La estrategia de apoyos rurales se basa en reglas de operación difundidas por internet y mecanismos de selección impregnados de “cuatismo” nacional y local. SAGARPA, por ejemplo, publica que el año pasado repartió 7 mil tractores, apoyó proyectos productivos, amplió áreas de riego y demás. Pero todo son apoyos selectivos. Vista de otra manera su operación se ha basado en una definición de productores “con potencial” que justifica el darle la espalda a la mayoría, desde los productores de buen temporal, a los de zonas áridas (casi todo México. Sus apoyos son costosos, benefician a muy pocos y no crean condiciones de rentabilidad a la mayoría.
Es una estrategia en la que la distribución de los recursos es de acuerdo a la voluntad de los agentes privados encargados de promoverlos. Las evaluaciones de la FAO han sido claras en ese sentido; los programas públicos no llegan a los productores alejados de la carretera. Finalmente es una estrategia sumamente propensa a la corrupción y esto tal vez explica el atrincheramiento en su favor de la burocracia, los intermediarios privados, los vendedores comerciales e incluso los beneficiarios directos, únicos a los que se les da la oportunidad de evaluar los resultados.
Hemos entrado en un periodo de turbulencia financiera; el dólar caro puede alterar de manera importante las condiciones de producción agropecuaria en un país que ha descuidado la producción de insumos internos y en el que la organización comunitaria, del sector social y de los productores es considerada indeseable.
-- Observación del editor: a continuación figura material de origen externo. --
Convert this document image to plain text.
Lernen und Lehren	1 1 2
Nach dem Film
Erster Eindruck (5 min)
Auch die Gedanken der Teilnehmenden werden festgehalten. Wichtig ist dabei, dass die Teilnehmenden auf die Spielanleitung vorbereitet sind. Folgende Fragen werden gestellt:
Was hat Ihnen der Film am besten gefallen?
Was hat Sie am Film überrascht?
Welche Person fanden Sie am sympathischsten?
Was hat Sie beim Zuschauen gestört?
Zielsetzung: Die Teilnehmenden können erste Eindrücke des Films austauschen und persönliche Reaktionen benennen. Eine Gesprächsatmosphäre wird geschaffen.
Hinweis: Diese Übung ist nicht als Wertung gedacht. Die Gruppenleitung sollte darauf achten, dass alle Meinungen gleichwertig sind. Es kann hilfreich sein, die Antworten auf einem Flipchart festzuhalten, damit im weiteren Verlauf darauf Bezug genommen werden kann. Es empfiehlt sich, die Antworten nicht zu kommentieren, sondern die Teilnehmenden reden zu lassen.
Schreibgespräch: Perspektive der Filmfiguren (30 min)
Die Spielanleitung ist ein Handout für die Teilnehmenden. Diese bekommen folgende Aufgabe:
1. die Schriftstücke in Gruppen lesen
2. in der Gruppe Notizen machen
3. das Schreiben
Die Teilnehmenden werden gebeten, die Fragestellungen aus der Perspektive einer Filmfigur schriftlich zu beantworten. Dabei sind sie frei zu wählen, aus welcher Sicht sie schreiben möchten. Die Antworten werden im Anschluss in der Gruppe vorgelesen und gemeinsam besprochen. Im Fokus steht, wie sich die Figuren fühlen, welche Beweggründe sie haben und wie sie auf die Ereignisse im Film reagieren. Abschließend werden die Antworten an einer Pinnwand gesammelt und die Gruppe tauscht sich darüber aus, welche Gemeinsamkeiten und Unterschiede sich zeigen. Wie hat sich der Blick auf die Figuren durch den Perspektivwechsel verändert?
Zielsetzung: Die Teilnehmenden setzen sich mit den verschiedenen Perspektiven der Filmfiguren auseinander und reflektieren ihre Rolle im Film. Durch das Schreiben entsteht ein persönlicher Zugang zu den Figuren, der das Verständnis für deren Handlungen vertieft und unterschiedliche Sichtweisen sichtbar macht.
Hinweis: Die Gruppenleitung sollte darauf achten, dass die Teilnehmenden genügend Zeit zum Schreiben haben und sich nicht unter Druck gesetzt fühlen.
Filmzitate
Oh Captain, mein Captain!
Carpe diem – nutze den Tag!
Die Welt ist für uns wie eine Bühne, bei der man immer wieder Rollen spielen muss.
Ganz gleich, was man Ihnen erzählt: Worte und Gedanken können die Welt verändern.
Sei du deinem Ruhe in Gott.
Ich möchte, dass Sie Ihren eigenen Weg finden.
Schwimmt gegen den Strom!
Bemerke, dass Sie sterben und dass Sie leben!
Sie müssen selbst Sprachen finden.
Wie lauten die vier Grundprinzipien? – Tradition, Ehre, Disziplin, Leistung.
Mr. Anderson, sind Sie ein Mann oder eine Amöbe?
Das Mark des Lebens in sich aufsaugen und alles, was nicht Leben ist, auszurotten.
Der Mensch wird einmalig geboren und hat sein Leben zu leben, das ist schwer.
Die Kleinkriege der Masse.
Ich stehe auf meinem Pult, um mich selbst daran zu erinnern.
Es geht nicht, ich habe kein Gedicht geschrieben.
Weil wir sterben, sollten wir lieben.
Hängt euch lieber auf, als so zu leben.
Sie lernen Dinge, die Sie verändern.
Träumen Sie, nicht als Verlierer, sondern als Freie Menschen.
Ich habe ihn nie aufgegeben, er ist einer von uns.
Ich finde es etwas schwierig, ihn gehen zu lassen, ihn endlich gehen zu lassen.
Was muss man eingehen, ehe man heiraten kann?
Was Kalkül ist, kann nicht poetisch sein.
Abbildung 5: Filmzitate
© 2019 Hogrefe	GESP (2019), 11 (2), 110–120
Es el momento de repensar si nos quedamos con una estrategia de desarrollo rural que ha fracasado en lo productivo, en lo social y en la gobernabilidad rural. Podríamos, en lugar de ello, actualizar la posibilidad de que el sector público, en alianza con los productores incida en la operación del mercado en los múltiples frentes que determinan la rentabilidad del sector. Lo que requeriría una diversidad de mecanismos apropiados a los distintos sectores, regiones y características de los productores.